# MIL and OBDII code P0421



## sonnybihis (Feb 4, 2009)

First of all I hope I'm in the right forum, sorry if I'm not. Hopefully I can get help anyways. I got a MIL on Saturday. It came up as P0421 Warmup Catalyst low threshold (Bank 1). I erased it and it didn't come back until today...maybe 250-300 miles later...when I took the car in for a smog check. The results of the smog check don't show any emissions out of spec so I'm assuming the problem is with an O2 sensor. Has anyone had any experience with these? Can this O2 sensor be removed/cleaned/replaced, or does it need to be replaced w/ a new one. Please let me know. Thanks!


----------



## sonnybihis (Feb 4, 2009)

I just found this...
http://www.vaglinks.com/Docs/A...e.pdf
i hope that's it!


----------



## ErockBar1 (Apr 12, 2005)

*Re: (sonnybihis)*

I threw a similar code on my old 1.8t GTI. It was the O2 sensor in front of the cat. Got a new one from ECS tuning and swap it out myself. Took total of 20mins.


----------



## sonnybihis (Feb 4, 2009)

*Re: (ErockBar1)*

i'm hoping that it's that easy for me too if it's not the ECM thing above. the dealer told me that it would cost me $250 for them to update the ECM. i think it's wrong that they wanna charge me for something that's a known issue with that car, regardless of it's age...


----------



## 2002a642 (Nov 30, 2008)

That update may fix the problem but it may have been done already and more then likely its the catalyst not the o2


----------



## b5in (Sep 10, 2003)

*FV-QR*


_Quote, originally posted by *sonnybihis* »_i'm hoping that it's that easy for me too if it's not the ECM thing above. the dealer told me that it would cost me $250 for them to update the ECM. i think it's wrong that they wanna charge me for something that's a known issue with that car, regardless of it's age...

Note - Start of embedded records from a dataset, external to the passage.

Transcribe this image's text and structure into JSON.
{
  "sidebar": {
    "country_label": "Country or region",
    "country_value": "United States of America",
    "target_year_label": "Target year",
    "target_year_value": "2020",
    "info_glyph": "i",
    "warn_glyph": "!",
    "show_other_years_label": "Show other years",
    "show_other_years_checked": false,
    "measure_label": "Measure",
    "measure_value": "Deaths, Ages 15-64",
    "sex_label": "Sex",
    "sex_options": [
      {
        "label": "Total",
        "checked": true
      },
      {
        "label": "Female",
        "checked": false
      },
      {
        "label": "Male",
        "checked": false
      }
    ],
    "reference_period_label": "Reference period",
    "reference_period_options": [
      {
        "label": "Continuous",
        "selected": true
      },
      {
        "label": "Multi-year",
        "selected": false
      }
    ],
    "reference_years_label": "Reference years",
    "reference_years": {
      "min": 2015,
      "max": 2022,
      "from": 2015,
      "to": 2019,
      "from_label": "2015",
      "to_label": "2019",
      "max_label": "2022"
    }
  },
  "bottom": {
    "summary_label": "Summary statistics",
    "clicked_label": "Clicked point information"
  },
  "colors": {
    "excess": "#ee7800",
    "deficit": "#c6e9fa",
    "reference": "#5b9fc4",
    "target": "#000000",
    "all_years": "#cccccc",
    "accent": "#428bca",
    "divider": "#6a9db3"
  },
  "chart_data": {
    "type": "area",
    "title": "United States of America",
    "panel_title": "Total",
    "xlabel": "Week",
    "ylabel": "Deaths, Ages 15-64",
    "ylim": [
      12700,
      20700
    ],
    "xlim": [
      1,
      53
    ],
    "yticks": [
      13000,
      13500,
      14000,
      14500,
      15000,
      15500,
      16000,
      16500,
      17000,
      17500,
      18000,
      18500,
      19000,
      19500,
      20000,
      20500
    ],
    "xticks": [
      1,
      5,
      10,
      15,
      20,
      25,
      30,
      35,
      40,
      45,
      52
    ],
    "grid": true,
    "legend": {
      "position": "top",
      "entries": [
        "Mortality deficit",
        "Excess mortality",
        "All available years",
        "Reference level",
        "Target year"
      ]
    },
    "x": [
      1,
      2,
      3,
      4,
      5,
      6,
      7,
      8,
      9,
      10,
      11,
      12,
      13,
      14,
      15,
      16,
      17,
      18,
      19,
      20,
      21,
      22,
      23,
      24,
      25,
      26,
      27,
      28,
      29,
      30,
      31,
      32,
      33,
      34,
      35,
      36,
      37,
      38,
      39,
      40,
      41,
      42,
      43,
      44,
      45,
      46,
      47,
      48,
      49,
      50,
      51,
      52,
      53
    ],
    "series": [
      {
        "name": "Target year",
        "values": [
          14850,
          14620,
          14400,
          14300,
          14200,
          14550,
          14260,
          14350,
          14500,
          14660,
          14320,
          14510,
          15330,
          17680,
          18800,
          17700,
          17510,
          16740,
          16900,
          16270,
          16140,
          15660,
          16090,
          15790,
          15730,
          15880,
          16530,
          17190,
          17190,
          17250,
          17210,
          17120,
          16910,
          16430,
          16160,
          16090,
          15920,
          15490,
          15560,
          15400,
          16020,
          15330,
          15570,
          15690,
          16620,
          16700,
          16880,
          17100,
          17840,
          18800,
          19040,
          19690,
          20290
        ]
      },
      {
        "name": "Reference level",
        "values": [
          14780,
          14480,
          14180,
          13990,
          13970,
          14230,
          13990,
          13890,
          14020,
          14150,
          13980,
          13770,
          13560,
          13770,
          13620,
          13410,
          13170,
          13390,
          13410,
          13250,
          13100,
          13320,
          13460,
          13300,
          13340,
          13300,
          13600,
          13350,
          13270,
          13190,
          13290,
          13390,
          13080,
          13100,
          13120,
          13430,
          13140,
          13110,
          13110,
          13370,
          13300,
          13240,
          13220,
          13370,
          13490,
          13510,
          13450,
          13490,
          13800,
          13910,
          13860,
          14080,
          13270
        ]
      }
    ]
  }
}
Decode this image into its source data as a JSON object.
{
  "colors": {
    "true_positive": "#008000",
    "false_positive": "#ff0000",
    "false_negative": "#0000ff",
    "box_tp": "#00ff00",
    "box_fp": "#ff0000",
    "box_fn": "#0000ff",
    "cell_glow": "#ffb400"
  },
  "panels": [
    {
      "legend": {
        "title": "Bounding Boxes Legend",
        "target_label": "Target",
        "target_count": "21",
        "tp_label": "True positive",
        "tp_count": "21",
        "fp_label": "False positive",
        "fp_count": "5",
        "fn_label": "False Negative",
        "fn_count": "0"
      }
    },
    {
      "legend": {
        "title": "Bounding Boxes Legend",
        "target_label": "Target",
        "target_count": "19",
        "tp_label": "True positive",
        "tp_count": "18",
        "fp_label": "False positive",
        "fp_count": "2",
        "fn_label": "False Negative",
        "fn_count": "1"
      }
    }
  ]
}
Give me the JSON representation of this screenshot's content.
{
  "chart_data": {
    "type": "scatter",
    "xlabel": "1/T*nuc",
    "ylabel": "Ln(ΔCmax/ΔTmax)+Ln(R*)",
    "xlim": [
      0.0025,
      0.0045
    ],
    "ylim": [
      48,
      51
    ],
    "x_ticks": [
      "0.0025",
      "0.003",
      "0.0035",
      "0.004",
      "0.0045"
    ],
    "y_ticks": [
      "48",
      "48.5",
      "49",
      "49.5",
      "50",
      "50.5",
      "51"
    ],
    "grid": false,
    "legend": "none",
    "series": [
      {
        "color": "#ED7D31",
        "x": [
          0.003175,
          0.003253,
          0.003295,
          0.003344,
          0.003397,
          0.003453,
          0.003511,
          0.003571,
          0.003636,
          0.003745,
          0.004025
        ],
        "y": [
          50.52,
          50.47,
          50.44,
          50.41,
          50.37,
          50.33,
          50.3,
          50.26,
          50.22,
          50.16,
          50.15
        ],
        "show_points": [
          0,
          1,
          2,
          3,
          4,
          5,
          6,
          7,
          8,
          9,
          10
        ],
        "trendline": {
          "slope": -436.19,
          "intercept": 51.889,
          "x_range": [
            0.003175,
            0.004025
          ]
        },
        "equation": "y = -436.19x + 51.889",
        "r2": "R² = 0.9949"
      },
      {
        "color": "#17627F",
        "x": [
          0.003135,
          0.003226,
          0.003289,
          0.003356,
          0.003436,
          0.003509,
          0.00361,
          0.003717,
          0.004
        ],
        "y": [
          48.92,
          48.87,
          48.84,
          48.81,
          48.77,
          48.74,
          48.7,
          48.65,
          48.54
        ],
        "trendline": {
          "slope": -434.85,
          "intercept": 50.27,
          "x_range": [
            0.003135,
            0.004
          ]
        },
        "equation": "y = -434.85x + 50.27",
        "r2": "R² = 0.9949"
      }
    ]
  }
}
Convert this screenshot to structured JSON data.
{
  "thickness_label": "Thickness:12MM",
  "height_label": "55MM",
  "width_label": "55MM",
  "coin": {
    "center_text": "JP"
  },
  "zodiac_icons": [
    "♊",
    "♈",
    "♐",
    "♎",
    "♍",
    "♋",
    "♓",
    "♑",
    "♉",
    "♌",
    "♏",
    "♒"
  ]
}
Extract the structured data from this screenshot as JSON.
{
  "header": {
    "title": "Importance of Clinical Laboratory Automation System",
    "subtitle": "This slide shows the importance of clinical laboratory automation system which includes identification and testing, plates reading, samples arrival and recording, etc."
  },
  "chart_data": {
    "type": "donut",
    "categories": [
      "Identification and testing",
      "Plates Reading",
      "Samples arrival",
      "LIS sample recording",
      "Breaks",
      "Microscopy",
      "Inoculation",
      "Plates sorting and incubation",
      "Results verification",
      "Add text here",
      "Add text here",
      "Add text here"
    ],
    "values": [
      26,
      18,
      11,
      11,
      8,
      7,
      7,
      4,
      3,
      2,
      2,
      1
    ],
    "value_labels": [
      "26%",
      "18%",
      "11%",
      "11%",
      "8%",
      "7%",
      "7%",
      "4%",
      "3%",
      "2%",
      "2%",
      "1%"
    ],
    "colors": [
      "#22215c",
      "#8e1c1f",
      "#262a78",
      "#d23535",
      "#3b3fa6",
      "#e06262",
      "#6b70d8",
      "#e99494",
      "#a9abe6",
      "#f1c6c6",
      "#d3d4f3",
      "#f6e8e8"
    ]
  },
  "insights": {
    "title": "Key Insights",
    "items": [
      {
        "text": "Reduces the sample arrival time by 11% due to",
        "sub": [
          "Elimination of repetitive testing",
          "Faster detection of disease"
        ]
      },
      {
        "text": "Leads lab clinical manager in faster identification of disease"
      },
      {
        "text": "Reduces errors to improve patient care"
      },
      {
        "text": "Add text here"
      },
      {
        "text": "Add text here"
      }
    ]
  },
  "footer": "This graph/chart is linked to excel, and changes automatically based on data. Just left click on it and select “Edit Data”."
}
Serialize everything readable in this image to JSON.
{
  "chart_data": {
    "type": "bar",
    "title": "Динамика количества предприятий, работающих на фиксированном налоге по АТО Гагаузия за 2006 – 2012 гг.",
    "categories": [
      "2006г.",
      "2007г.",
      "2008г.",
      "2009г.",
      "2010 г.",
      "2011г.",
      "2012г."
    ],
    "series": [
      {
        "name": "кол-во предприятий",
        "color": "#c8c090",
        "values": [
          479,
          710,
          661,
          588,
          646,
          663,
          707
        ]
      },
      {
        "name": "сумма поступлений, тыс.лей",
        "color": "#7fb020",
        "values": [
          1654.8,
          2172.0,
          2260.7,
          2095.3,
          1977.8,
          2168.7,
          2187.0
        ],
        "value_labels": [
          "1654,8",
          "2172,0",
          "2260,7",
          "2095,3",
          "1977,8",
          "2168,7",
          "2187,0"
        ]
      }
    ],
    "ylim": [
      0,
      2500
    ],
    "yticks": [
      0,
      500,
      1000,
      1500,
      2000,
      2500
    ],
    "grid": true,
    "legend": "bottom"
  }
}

I have a 2001 as well & that fixed my exact problem, although my dealer only charged me $180. I made the same complaint, since they said themselves that the parameters were set too sensitive from the factory so why should I have to pay, but in the end I had too in order to get my car back


----------



## sonnybihis (Feb 4, 2009)

*Re: FV-QR (b5in)*


_Quote, originally posted by *b5in* »_
I have a 2001 as well & that fixed my exact problem, although my dealer only charged me $180. I made the same complaint, since they said themselves that the parameters were set too sensitive from the factory so why should I have to pay, but in the end I had too in order to get my car back

i'll cross my fingers then...i found another dealer that will only charge me $120...and yes, it's bs that audi would charge customers for problems caused by them!


----------



## sonnybihis (Feb 4, 2009)

*Re: FV-QR (sonnybihis)*

the update worked! i used a friend's vag-com to check the software version before the flash, then asked for the printouts of the old and new software version page (see tech bulletin) to make sure they actually did something. hope this helps someone else!


----------